Thursday, November 20, 2014

Fangirl

This is one of those books that's difficult for me to wrap my head around. It doesn't follow the traditional rise and fall of stories I like to read. There's no real building up to the climax and then coming back down for the resolution. It's more like a book of evens that just take place during the novel's time line. Come to to think of it, First Test did the same thing.


Cath is the biggest Simon Snow fan ever. She embarks on her first year of college, dealing with boys, classes, and her family. In many ways, I loved this book. Cath is me in so many ways. My social anxiety is nowhere near as bad, but it's enough that I understood hers. Her experiences as the fandom she loves just breaths through her ... I get it. And her uncertainty with her fiction classes ... is she really cut out to be a writer or does she just want to write fanfic for the rest of her life? I've been there. There's a lot in this book I relate to.

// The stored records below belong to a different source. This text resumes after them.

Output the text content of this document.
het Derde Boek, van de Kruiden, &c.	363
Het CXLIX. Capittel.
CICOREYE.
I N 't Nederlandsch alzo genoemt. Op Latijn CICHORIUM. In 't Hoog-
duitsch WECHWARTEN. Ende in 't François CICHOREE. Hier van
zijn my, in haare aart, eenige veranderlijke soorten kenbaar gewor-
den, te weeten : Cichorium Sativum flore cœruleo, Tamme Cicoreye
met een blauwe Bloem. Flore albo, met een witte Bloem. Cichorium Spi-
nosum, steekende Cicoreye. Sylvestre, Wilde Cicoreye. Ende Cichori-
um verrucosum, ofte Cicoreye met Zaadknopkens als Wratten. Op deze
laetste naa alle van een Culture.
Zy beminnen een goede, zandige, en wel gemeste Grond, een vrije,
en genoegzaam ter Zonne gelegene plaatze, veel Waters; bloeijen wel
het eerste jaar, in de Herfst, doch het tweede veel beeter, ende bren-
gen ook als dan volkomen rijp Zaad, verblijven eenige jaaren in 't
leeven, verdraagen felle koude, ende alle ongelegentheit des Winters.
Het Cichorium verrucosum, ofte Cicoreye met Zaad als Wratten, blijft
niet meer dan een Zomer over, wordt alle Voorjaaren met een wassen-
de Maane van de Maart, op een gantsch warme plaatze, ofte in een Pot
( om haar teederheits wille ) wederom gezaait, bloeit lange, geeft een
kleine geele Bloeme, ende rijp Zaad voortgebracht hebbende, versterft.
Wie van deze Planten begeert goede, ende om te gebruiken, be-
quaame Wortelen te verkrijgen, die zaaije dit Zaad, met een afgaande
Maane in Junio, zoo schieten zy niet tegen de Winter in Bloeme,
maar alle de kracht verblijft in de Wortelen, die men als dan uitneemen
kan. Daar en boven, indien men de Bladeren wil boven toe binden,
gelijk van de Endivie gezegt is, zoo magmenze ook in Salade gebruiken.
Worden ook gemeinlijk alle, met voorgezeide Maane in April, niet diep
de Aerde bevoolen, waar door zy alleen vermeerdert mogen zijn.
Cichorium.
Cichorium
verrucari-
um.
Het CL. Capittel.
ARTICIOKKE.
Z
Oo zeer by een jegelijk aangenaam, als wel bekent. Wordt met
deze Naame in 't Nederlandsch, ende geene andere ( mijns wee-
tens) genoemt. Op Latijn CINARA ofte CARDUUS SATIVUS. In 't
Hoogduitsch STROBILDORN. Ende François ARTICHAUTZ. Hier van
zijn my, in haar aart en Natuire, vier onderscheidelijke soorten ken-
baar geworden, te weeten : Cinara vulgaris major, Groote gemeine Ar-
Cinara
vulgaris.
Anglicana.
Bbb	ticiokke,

But, taking a step back and looking at this in terms of a story ... For one, the book just kind of ends. There's not much of a resolution to anything other than Cath's boy anxiety. She does finally turn in the fiction story she's been procrastinating about the whole year, but we don't get anything about how she felt writing it or how she felt after. Does she still think fanfic is only for her, or is she more confident in her abilities now? Does she want to keep trying with original work? What about the fanfic she's been working so hard on for the past two years? Did she finally finish it? What are her thoughts and feelings about that? How does she envision Simon and Baz in her life now that the series and her project is final over?

I just feel like Cath had a lot of questions and a lot of struggles during her first year, and I know a lot of them can't be resolved realistically in one year of school. But I also feel like a story has to have some kind of resolution, not just end. And that's how I felt finishing this book, like, "Wait a minute? This is the end of it? What happened to all this stuff?"

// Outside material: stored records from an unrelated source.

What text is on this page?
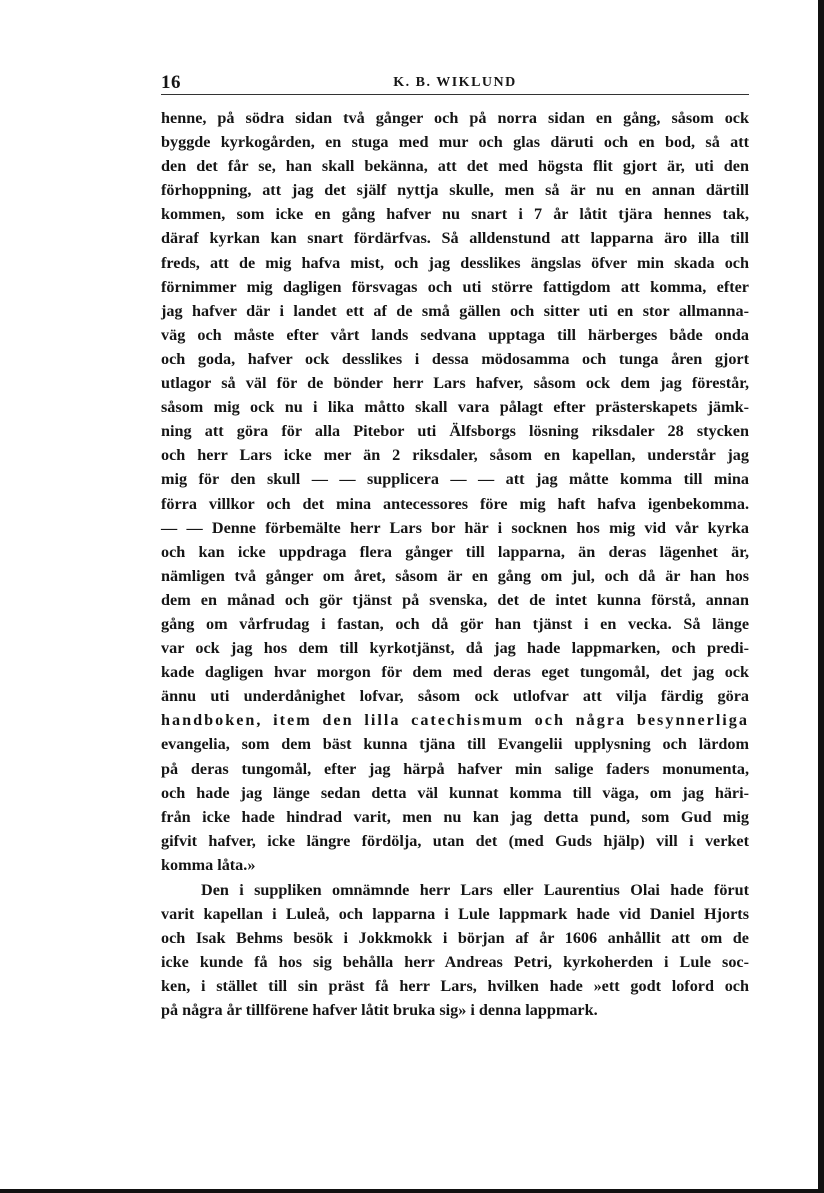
16	K. B. WIKLUND
henne, på södra sidan två gånger och på norra sidan en gång, såsom ock
byggde kyrkogården, en stuga med mur och glas däruti och en bod, så att
den det får se, han skall bekänna, att det med högsta flit gjort är, uti den
förhoppning, att jag det själf nyttja skulle, men så är nu en annan därtill
kommen, som icke en gång hafver nu snart i 7 år låtit tjära hennes tak,
däraf kyrkan kan snart fördärfvas. Så alldenstund att lapparna äro illa till
freds, att de mig hafva mist, och jag desslikes ängslas öfver min skada och
förnimmer mig dagligen försvagas och uti större fattigdom att komma, efter
jag hafver där i landet ett af de små gällen och sitter uti en stor allmanna-
väg och måste efter vårt lands sedvana upptaga till härberges både onda
och goda, hafver ock desslikes i dessa mödosamma och tunga åren gjort
utlagor så väl för de bönder herr Lars hafver, såsom ock dem jag förestår,
såsom mig ock nu i lika måtto skall vara pålagt efter prästerskapets jämk-
ning att göra för alla Pitebor uti Älfsborgs lösning riksdaler 28 stycken
och herr Lars icke mer än 2 riksdaler, såsom en kapellan, understår jag
mig för den skull — — supplicera — — att jag måtte komma till mina
förra villkor och det mina antecessores före mig haft hafva igenbekomma.
— — Denne förbemälte herr Lars bor här i socknen hos mig vid vår kyrka
och kan icke uppdraga flera gånger till lapparna, än deras lägenhet är,
nämligen två gånger om året, såsom är en gång om jul, och då är han hos
dem en månad och gör tjänst på svenska, det de intet kunna förstå, annan
gång om vårfrudag i fastan, och då gör han tjänst i en vecka. Så länge
var ock jag hos dem till kyrkotjänst, då jag hade lappmarken, och predi-
kade dagligen hvar morgon för dem med deras eget tungomål, det jag ock
ännu uti underdånighet lofvar, såsom ock utlofvar att vilja färdig göra
handboken, item den lilla catechismum och några besynnerliga
evangelia, som dem bäst kunna tjäna till Evangelii upplysning och lärdom
på deras tungomål, efter jag härpå hafver min salige faders monumenta,
och hade jag länge sedan detta väl kunnat komma till väga, om jag häri-
från icke hade hindrad varit, men nu kan jag detta pund, som Gud mig
gifvit hafver, icke längre fördölja, utan det (med Guds hjälp) vill i verket
komma låta.»
Den i suppliken omnämnde herr Lars eller Laurentius Olai hade förut
varit kapellan i Luleå, och lapparna i Lule lappmark hade vid Daniel Hjorts
och Isak Behms besök i Jokkmokk i början af år 1606 anhållit att om de
icke kunde få hos sig behålla herr Andreas Petri, kyrkoherden i Lule soc-
ken, i stället till sin präst få herr Lars, hvilken hade »ett godt loford och
på några år tillförene hafver låtit bruka sig» i denna lappmark.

I liked the book, it was enjoyable. And I related to a giant chunk of it on a deeply personal level. I just would have liked there to be more a resolution to the story. I prefer it when a book has a more solid story arch. That's just me.

Monday, November 17, 2014

First Test

This is the first book in Tamora Pierce's Protector of the Small series. This is also the first book of Tamora Pierce's that I have read. Looking at her other series, this is the one that interested me the most, so I picked it up. This series follows the story of Keladry, or Kel for short, who is the first girl admitted to training to become a knight since the King's proclamation that girls could do so. Kel has one year to prove she can keep up with the boys or else she'll be sent home.

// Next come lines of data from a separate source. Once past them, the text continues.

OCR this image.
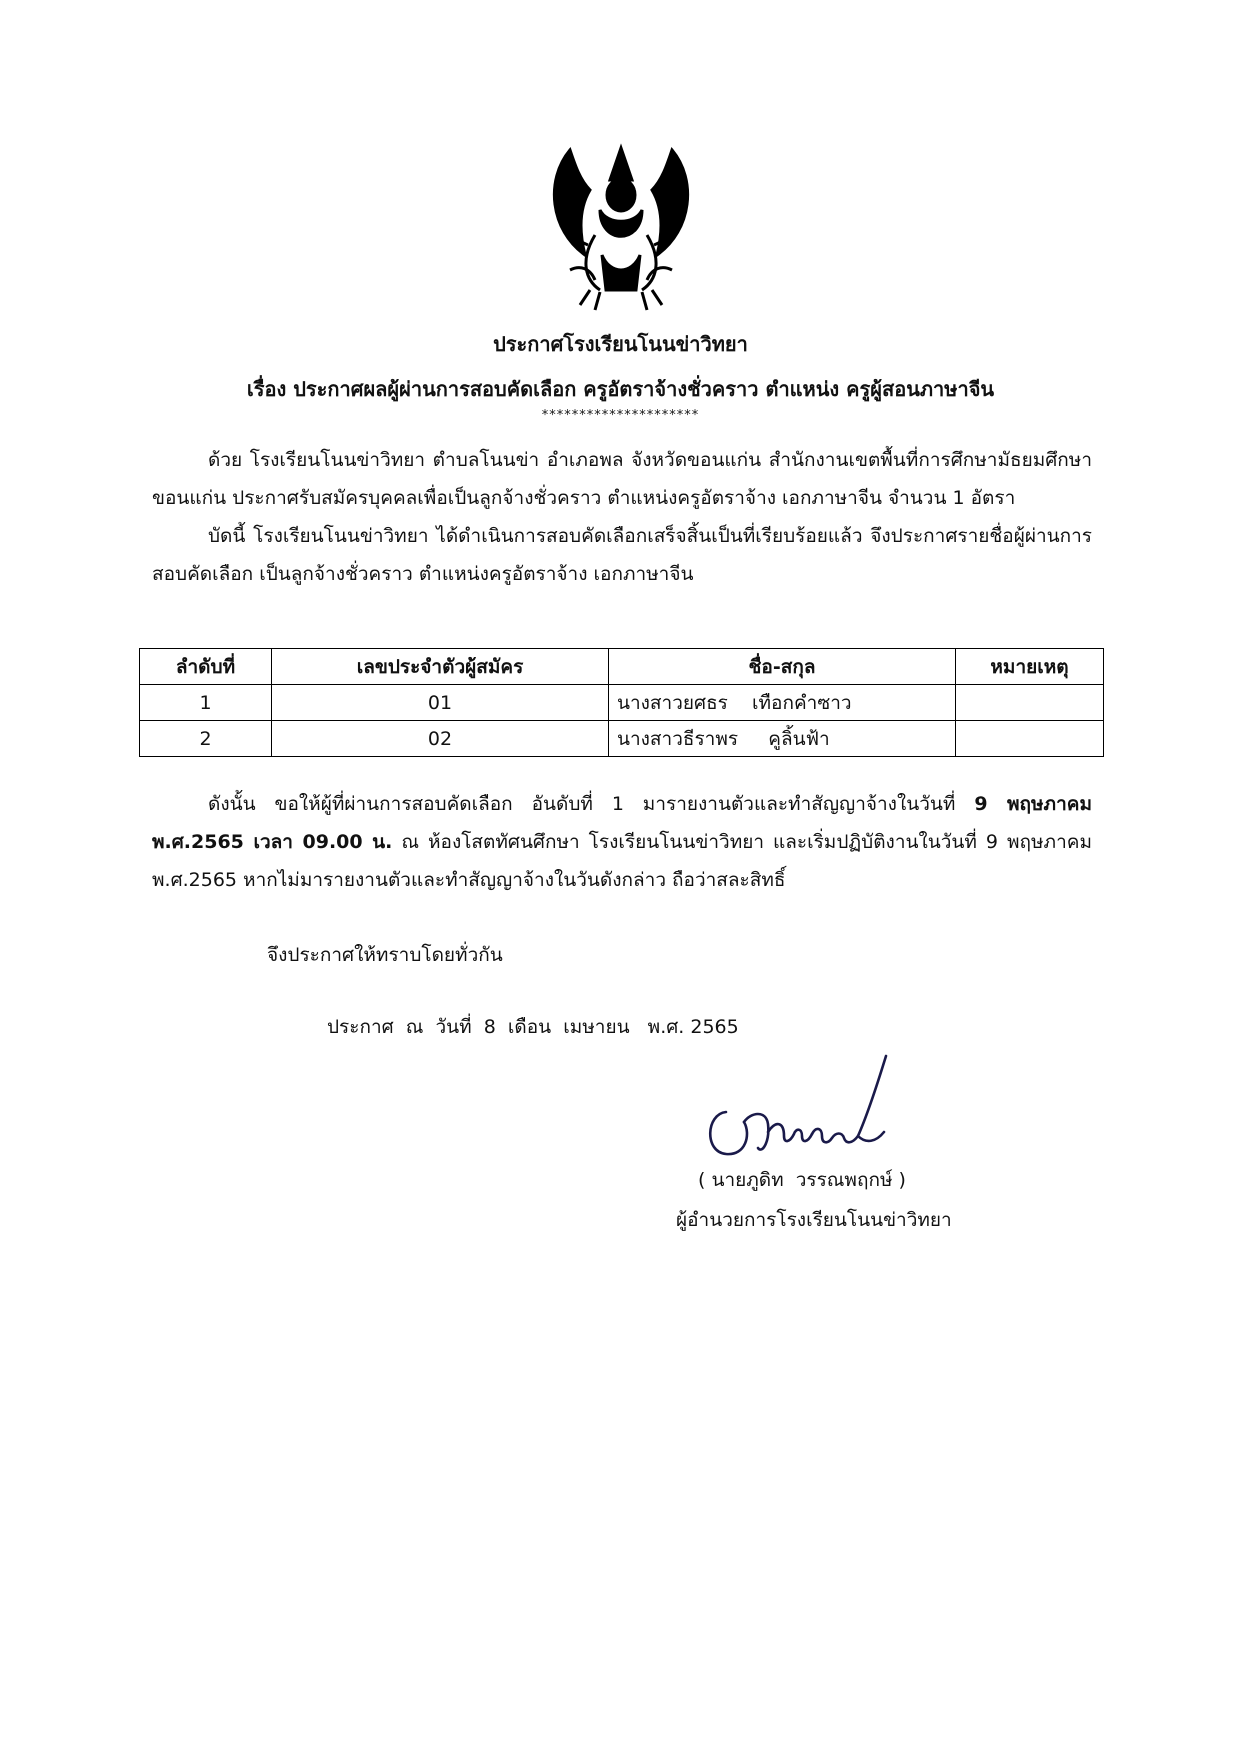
ประกาศโรงเรียนโนนข่าวิทยา
เรื่อง ประกาศผลผู้ผ่านการสอบคัดเลือก ครูอัตราจ้างชั่วคราว ตำแหน่ง ครูผู้สอนภาษาจีน
*********************

ด้วย โรงเรียนโนนข่าวิทยา ตำบลโนนข่า อำเภอพล จังหวัดขอนแก่น สำนักงานเขตพื้นที่การศึกษามัธยมศึกษาขอนแก่น ประกาศรับสมัครบุคคลเพื่อเป็นลูกจ้างชั่วคราว ตำแหน่งครูอัตราจ้าง เอกภาษาจีน จำนวน 1 อัตรา

บัดนี้ โรงเรียนโนนข่าวิทยา ได้ดำเนินการสอบคัดเลือกเสร็จสิ้นเป็นที่เรียบร้อยแล้ว จึงประกาศรายชื่อผู้ผ่านการสอบคัดเลือก เป็นลูกจ้างชั่วคราว ตำแหน่งครูอัตราจ้าง เอกภาษาจีน

ลำดับที่	เลขประจำตัวผู้สมัคร	ชื่อ-สกุล	หมายเหตุ
1	01	นางสาวยศธร    เทือกคำซาว	
2	02	นางสาวธีราพร     คูลิ้นฟ้า	

ดังนั้น ขอให้ผู้ที่ผ่านการสอบคัดเลือก อันดับที่ 1 มารายงานตัวและทำสัญญาจ้างในวันที่ 9 พฤษภาคม พ.ศ.2565 เวลา 09.00 น. ณ ห้องโสตทัศนศึกษา โรงเรียนโนนข่าวิทยา และเริ่มปฏิบัติงานในวันที่ 9 พฤษภาคม พ.ศ.2565 หากไม่มารายงานตัวและทำสัญญาจ้างในวันดังกล่าว ถือว่าสละสิทธิ์

จึงประกาศให้ทราบโดยทั่วกัน
ประกาศ  ณ  วันที่  8  เดือน  เมษายน   พ.ศ. 2565
( นายภูดิท  วรรณพฤกษ์ )
ผู้อำนวยการโรงเรียนโนนข่าวิทยา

I read this book within a day. It's short - about 200 hundred pages. And there's no real overarching plot - the story mostly just goes through Kel's training as the year progresses. What makes it much more interesting than say the training in Gwenhwyfar: The White Spirit is it's not just details of the children's chores for the day. We get Kel's thoughts and emotions as she tries and sometimes fails and sometimes succeeds at the tasks. We get the slow progression of friendships Kel forms with her fellow students. We get the back and forth sense of uncertainty from the training master - is he for or against Kel?

For such a simple book, there's a lot of emotion packed into it. You are driven to care about the characters and what happens as the year moves on. I had no desire to put the book until I was through to the end. Kel herself is very likable, befriending animals and protecting her smaller classmates (Kel is tall for her age). She's smart and capable, though at times uncertain. And she has a fear of heights.

I liked this book, and I'll definitely be picking up the rest of the series.